Incorporating profit-based conversion values is another game-changer. This approach shifts the focus from simply chasing clicks or raw conversions to prioritizing actions that genuinely boost your business's profitability. By aligning bids with actual profit margins, you can maximize ROI, cut down on unnecessary ad spend, and concentrate your efforts on campaigns that truly drive growth.
Why is data-driven attribution better than last-click attribution for scaling Google Ads campaigns?

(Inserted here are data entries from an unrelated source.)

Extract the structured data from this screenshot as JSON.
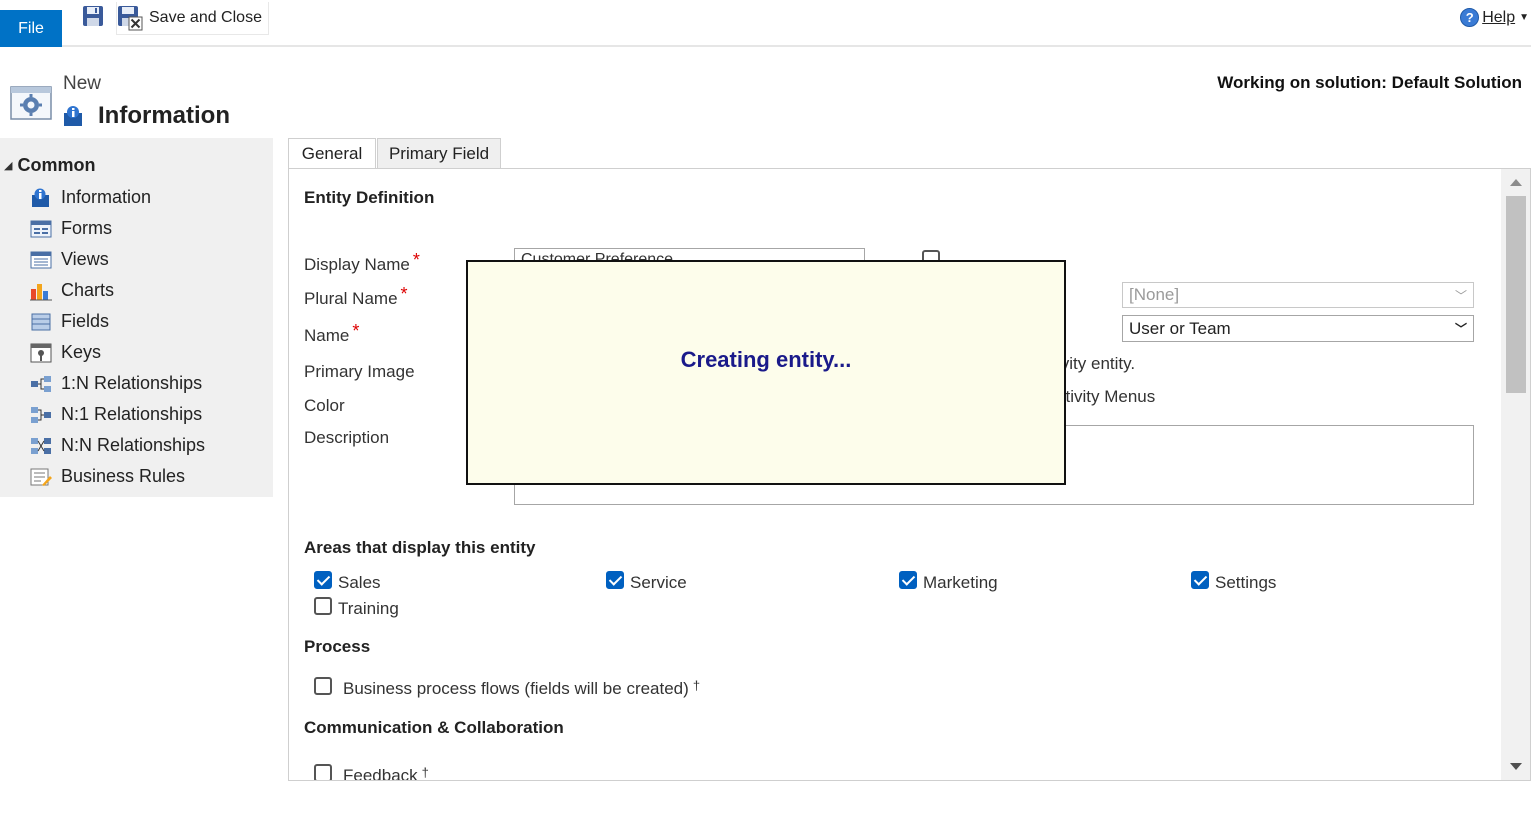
{
  "ribbon": {
    "file_label": "File",
    "save_close_label": "Save and Close",
    "help_label": "Help"
  },
  "header": {
    "new_label": "New",
    "title": "Information",
    "solution_text": "Working on solution: Default Solution"
  },
  "sidebar": {
    "section_label": "Common",
    "items": [
      {
        "label": "Information",
        "icon": "info-icon"
      },
      {
        "label": "Forms",
        "icon": "forms-icon"
      },
      {
        "label": "Views",
        "icon": "views-icon"
      },
      {
        "label": "Charts",
        "icon": "charts-icon"
      },
      {
        "label": "Fields",
        "icon": "fields-icon"
      },
      {
        "label": "Keys",
        "icon": "keys-icon"
      },
      {
        "label": "1:N Relationships",
        "icon": "relationship-icon"
      },
      {
        "label": "N:1 Relationships",
        "icon": "relationship-icon"
      },
      {
        "label": "N:N Relationships",
        "icon": "relationship-icon"
      },
      {
        "label": "Business Rules",
        "icon": "business-rules-icon"
      }
    ]
  },
  "tabs": [
    {
      "label": "General",
      "active": true
    },
    {
      "label": "Primary Field",
      "active": false
    }
  ],
  "form": {
    "entity_definition_title": "Entity Definition",
    "display_name_label": "Display Name",
    "plural_name_label": "Plural Name",
    "name_label": "Name",
    "primary_image_label": "Primary Image",
    "color_label": "Color",
    "description_label": "Description",
    "display_name_value": "Customer Preference",
    "primary_image_select": "[None]",
    "ownership_select": "User or Team",
    "activity_entity_fragment": "ivity entity.",
    "activity_menus_fragment": "ctivity Menus",
    "areas_title": "Areas that display this entity",
    "areas": [
      {
        "label": "Sales",
        "checked": true
      },
      {
        "label": "Service",
        "checked": true
      },
      {
        "label": "Marketing",
        "checked": true
      },
      {
        "label": "Settings",
        "checked": true
      },
      {
        "label": "Training",
        "checked": false
      }
    ],
    "process_title": "Process",
    "bpf_label": "Business process flows (fields will be created)",
    "bpf_checked": false,
    "dagger": "†",
    "comm_title": "Communication & Collaboration",
    "feedback_label": "Feedback"
  },
  "modal": {
    "message": "Creating entity..."
  },
  "colors": {
    "file_blue": "#0072c6",
    "modal_bg": "#fdfdeb",
    "modal_text": "#1a1a8a",
    "checkbox_blue": "#0060c0"
  }
}
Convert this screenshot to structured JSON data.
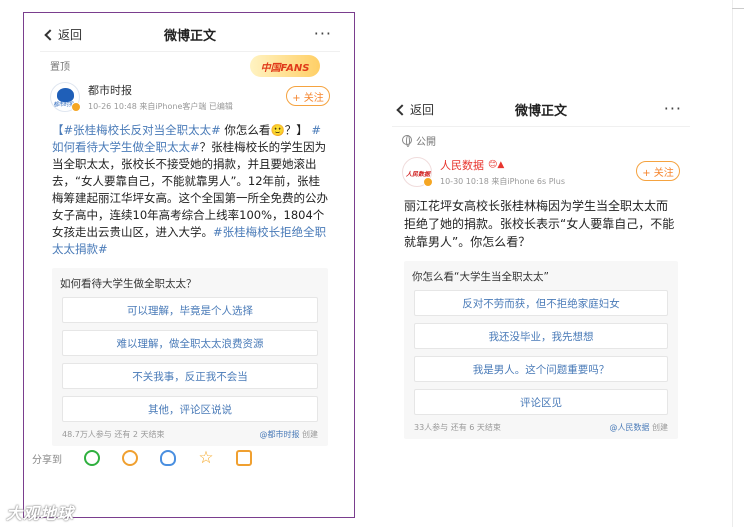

Data-driven attribution outshines last-click attribution by taking into account the entire customer journey. Instead of giving all the credit to the final click, this method distributes credit across all the touchpoints that played a role in a conversion. This means you get a clearer picture of which channels and interactions are driving results.
With this deeper understanding of each interaction's value, you can make smarter decisions, fine-tune your ad performance, and allocate your budget more effectively. Over time, this approach helps you scale your Google Ads campaigns with greater confidence and precision.
How does segmenting Google Ads campaigns by product category, price range, and profit margin improve budget management and scaling?
Segmenting your Google Ads campaigns based on product category, price range, and profit margin helps you fine-tune your budget and track performance more effectively. Grouping products with similar traits lets you craft ad strategies that align better with customer intent, boosting your return on investment.
For instance, you might allocate a bigger ad budget to products with higher profit margins, while adopting more frugal bidding strategies for lower-margin items. Breaking campaigns down by price range also ensures your ads resonate with the right audience, delivering tailored messages that minimize wasted spend and enhance campaign efficiency.